UCLA's business and law schools have long been considered a relative bargain compared to their Ivy League competitors.

That could be about to change.

With the costs of professional education constantly rising and state funding failing to keep pace, the schools are discussing raising their fees as much as 10 percent annually for an undetermined period. The fees are similar to tuition.

Administrators at the Anderson School of Management and UCLA School of Law which cost roughly $26,000 annually to attend say that without such steady fee hikes, educational quality might decline. And that's despite sharp increases already over the last several years.

"We feel the only way to continue to deliver the kinds of curriculum and faculty excellence and service required by an MBA student is by greater resources," said Dean Judy Olian of the Anderson School. "We are quite below our competitors in terms of (costs). There is quite a lot of room to raise fees."

The proposal to raise the fees at UCLA and the other 26 professional schools in the University of California system was raised at last month's meeting of the board of regents in San Francisco.

Dean Christopher Edley Jr. of UC Berkeley's School of Law-Boalt Hall was the prime advocate, saying his school needed to raise its fees, now at $25,500, as much as 13 percent for each of the next five years. (UCLA's David Geffen School of Medicine, UCLA's other big school, is not seeking substantive fee increases.)

Discussion also focused on an ancillary proposal that would give each school more autonomy on setting its fees. The matter was taken under submission by the regents.
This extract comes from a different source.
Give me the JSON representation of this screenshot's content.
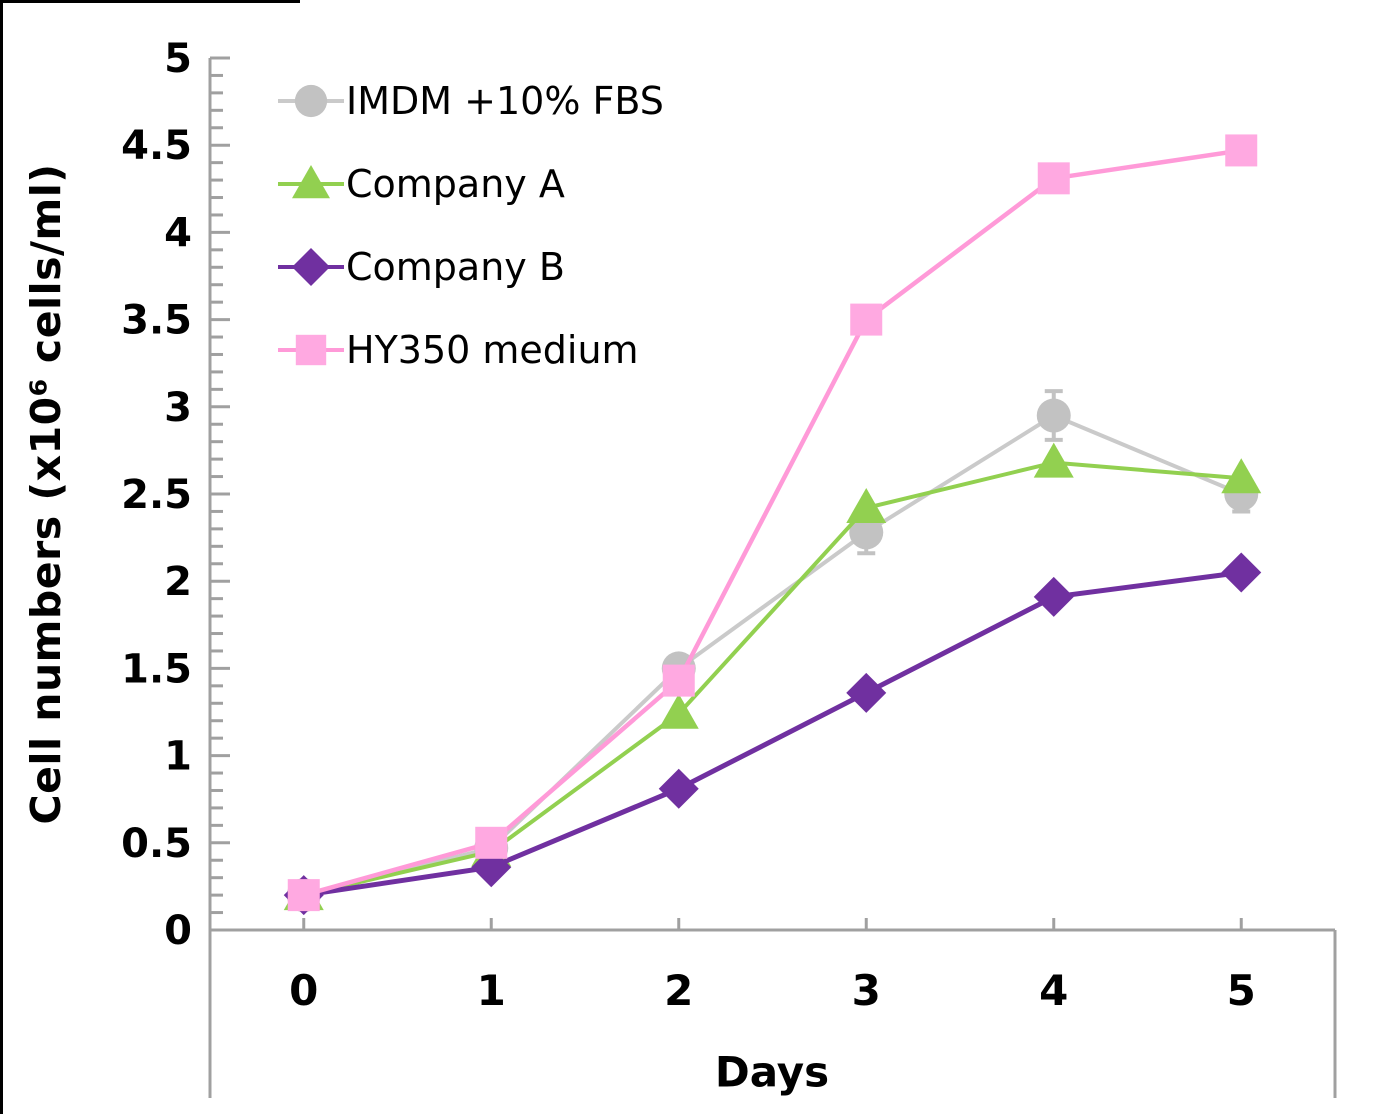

Currently, the Anderson school charges $26,951 in fees for in-state residents, which is about $900 more than last year but nearly $5,400 more than the 2004-2005 academic year. In contrast, Olian said top private business schools she considers competitors such as Harvard's and Stanford's cost close to $40,000 annually.

UCLA Law School Dean Michael Schill said allowing the schools to raise fees 10 percent per year may seem like a lot, but it would avoid the problems with the current system, in which fees may remain static for several years and then jump drastically something both the law and business schools have experienced.

"I think what we should be doing is to allow fees to go up at a moderate but consistent pace," Schill said.

The law school's total fees, which were as little as $11,156 in the 2001-2002 school year, are now $25,463 for in-state residents. Out-of-state tuition and fees is substantially higher.

Olian and Schill said that their schools are committed to maintaining access by minorities and students without financial means by redirecting one third of every dollar fee increase to financial aid programs.